TypeError: If no scoring is specified, the estimator passed should have a 'score' method. The estimator <__main__.GBoostRegressor object at 0x7f264e9f19f0> does not.

In [None]:
Q4. What is a weak learner in Gradient Boosting?

In [None]:
A4. In the context of Gradient Boosting, a weak learner (also known as a base learner or a base model) is a 
    simple and relatively low-performing machine learning model that is used as a building block in the 
    boosting algorithm. Gradient Boosting is an ensemble learning technique that combines multiple weak 
    learners to create a strong learner, which can make highly accurate predictions.

In [None]:
Q5. What is the intuition behind the Gradient Boosting algorithm?

In [None]:
A5. The intuitions are:
    Ensemble learning - It combines multiple weak learners to create a strong predictive model.
    Sequential improvement - It builds model iteratively, correcting errors made by previous weak learners in 
    each iteration.
    Focus on Mistakes: The algorithm gives more weight to examples that were incorrectly predicted in previous 
    iterations, emphasizing the correction of errors.
    Gradient Descent: Gradient Boosting uses gradient descent optimization to minimize a loss function by 
    adjusting the model's predictions.

In [None]:
Q6. How does Gradient Boosting algorithm build an ensemble of weak learners?

In [None]:
A6. Initialization: The process starts with an initial prediction, often a constant value like the mean.
    
    Compute Residuals: Residuals are calculated for each data point as the difference between actual values 
    and the current ensemble prediction.
    
    Fit a Weak Learner: A weak learner (typically a shallow decision tree) is trained to predict the 
    residuals, focusing on correcting errors.
    
    Update Ensemble Prediction: Weak learner predictions, scaled by a learning rate, are added to the 
    current ensemble's predictions.
    
    Repeat Iteratively: Steps 2-4 are repeated for a fixed number of iterations, with each iteration 
    refining the ensemble.
    
    Final Prediction: The final prediction is the sum of predictions from all weak learners, weighted 
    by their learning rates.

In [None]:
Q7. What are the steps involved in constructing the mathematical intuition of Gradient Boosting
algorithm?

In [None]:
A7. Initialization: Start with an initial prediction, often a constant value.
    
    Loss Function: Define a loss function to measure the error between predictions and actual values.
    
    Residuals: Calculate residuals, representing the differences between actual values and predictions.
    
    Weak Learner Fit: Train a weak learner to predict residuals and minimize the loss function.
    
    Learning Rate: Apply a learning rate to control the impact of weak learners' predictions.
    
    Repeat Iterations: Iterate, fitting weak learners to minimize residuals and improve predictions.

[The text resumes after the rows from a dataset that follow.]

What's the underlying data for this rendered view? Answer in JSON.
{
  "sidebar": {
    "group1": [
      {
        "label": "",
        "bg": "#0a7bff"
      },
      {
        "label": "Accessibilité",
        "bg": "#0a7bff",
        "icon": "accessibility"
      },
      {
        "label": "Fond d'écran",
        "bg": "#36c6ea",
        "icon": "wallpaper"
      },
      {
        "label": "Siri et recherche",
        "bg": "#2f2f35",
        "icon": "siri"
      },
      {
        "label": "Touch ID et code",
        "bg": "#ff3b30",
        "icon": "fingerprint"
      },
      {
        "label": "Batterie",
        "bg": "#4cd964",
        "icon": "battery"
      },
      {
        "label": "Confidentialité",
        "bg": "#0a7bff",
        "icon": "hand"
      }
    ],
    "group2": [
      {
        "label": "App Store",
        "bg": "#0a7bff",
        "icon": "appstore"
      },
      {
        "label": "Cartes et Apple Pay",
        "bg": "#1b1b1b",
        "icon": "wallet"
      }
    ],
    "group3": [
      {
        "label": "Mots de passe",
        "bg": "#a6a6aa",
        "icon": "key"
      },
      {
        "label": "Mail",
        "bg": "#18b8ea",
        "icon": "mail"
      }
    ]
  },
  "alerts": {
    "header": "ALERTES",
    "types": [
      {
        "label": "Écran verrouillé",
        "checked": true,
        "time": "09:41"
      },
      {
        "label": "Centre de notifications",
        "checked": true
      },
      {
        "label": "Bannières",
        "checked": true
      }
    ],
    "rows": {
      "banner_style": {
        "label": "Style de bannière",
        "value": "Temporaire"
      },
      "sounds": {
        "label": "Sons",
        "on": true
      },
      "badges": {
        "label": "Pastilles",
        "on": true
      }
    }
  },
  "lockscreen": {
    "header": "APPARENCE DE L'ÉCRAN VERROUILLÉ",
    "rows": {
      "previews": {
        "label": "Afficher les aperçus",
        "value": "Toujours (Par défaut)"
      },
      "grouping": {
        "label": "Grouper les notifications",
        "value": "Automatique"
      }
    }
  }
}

    Final Ensemble Prediction: Sum the contributions of all weak learners to obtain the final prediction.

    Regularization: Include regularization techniques to prevent overfitting.

    Stopping Criteria: Implement criteria to determine when to stop iterations.

    Complex Patterns: The ensemble captures complex patterns in the data.

    Optimization: Gradient Boosting optimizes the ensemble to minimize the loss function and reduce errors.